Her: I am Catholic but I don’t go to church. Well, I do, but I just go when it is empty, I like to meditate, pray in there. That is what I do on this bench when I’m done hitting balls. I like to sit here and just meditate with the trees and the hills, the earth. We are all going to die someday and our body will be part of this beautiful earth. Isn’t that something?

My mind became very quiet and I just nodded as I suddenly saw the driving range in a new light.

Her: I don’t believe in Hell or sin. I think it is just a way to control people. I was asked not to return to a local monastery. They said they didn’t think I belonged there. I told them that I thought God, whatever you want to call it, is everywhere. They didn’t like that.

I told her that I knew that particular monastery very well and I too found it to have a very rigid approach in dealing with people who see things differently.

Her: Do you have a pet?

Me: Yes, we have two dogs and two cats.

Her: Oh, that is really wonderful. I have one cat.

Me: I think my pets have taught me to love better.

Her: Oh for sure. Sometimes I just want to read a book and my cat will come and sit nearly on my chest wanting attention. I have to decide whether to take care of my desires or her needs. I choose her needs. It has helped me a lot.

She then asked me if I was married and I told her yes, for 49 years so far.

Her: That is wonderful. I am 83 and alone. I get lonely sometimes, really lonely. It is hard. I guess married people get lonely too though.

With each phase of our conversation, she became more comfortable in occasionally tapping my upper arm and shoulder, as if we were longtime friends.

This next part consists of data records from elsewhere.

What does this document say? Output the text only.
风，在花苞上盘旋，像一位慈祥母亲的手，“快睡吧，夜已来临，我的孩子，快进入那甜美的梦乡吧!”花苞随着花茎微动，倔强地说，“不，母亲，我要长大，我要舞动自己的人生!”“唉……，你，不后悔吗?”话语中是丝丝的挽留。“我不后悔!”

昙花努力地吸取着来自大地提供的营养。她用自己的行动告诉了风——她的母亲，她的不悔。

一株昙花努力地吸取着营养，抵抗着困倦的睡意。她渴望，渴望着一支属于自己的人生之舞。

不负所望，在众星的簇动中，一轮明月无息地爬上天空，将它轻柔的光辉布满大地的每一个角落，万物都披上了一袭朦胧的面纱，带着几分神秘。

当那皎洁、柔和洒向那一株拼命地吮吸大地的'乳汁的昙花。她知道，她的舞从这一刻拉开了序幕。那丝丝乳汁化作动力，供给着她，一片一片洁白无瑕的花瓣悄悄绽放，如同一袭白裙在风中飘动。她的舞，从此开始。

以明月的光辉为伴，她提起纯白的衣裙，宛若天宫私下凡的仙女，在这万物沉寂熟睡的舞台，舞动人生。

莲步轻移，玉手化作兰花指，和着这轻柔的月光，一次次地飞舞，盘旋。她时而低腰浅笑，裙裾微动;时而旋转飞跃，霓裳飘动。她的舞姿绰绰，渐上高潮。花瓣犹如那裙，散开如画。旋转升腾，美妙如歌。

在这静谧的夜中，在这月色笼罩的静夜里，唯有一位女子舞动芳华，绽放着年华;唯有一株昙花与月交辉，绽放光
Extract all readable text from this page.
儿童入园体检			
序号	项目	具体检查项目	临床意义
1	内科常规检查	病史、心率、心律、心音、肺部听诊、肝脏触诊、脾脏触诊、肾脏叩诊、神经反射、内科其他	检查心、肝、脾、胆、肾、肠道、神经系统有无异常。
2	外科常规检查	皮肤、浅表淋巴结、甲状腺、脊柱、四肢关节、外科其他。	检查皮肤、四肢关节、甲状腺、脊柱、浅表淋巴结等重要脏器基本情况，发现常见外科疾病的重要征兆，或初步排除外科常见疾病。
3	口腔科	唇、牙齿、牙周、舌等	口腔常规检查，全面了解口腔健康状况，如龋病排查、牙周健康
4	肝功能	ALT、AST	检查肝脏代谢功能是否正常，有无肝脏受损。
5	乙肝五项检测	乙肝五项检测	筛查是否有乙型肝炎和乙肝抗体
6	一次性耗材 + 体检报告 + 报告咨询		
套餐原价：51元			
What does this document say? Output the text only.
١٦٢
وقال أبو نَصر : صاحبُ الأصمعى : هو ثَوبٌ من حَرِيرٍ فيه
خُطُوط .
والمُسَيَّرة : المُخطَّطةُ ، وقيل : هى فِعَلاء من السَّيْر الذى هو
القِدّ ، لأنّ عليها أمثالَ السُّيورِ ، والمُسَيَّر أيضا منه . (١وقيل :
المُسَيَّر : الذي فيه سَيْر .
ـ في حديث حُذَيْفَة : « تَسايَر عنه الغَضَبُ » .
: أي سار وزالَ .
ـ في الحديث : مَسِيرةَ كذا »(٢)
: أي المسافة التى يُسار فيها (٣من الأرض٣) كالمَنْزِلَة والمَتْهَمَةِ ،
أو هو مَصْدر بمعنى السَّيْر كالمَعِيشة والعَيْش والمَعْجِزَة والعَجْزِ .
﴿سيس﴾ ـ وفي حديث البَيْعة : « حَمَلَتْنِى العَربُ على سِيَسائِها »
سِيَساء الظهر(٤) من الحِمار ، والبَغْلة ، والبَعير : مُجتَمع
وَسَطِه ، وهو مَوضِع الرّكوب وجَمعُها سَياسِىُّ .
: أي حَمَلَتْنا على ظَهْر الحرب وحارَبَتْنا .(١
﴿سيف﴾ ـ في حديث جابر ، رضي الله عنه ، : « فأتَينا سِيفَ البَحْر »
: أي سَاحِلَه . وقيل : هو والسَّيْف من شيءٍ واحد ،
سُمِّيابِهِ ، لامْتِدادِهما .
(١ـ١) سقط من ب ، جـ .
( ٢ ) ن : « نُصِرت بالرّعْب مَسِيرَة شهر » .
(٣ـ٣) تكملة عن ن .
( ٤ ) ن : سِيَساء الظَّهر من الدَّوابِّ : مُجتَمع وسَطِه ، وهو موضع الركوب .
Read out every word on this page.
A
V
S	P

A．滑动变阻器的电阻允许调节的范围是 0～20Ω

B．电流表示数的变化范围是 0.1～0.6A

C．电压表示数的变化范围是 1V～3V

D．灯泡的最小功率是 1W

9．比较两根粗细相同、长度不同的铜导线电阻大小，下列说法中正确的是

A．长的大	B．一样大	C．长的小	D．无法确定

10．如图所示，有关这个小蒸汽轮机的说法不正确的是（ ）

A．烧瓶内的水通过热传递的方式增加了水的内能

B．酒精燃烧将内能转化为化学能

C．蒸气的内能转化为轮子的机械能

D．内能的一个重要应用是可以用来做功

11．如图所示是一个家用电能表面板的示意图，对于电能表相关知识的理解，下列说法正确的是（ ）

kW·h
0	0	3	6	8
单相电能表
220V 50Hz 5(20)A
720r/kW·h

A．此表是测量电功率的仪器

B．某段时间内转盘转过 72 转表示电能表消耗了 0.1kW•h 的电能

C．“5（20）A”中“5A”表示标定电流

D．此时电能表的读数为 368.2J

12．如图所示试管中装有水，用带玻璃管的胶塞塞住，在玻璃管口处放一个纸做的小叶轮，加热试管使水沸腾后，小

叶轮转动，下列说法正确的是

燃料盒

She then asked where I lived. I told her in Orland. We moved there after the fire.

Me: We lost everything we owned, but in a very real way, we lost nothing. The finite was gone, but the infinite remained.

Her: That makes me want to cry. I have been there too.

I then asked where she lived? She lived in a small rural community about 10 miles away.

Her: I live in government housing. Everybody that lives there is poor. We have drug addicts and people with all sorts of problems, but I love everyone of them. Once you get past the book cover, the persona, when you get to the real person, they are all beautiful. You know, the people here don’t charge me for my golf? They are so kind and take care of me.

Another pause, as I was processing this incredible conversation I was having along with wondering what made me walk over to her and kind of entered her personal space? This is not my usual way of doing things.

We got up off the bench to return to the clubhouse and go our separate ways. She touched my arm again.

Her: I am so glad you shared with me.

I gave her a hug and said we’d share again.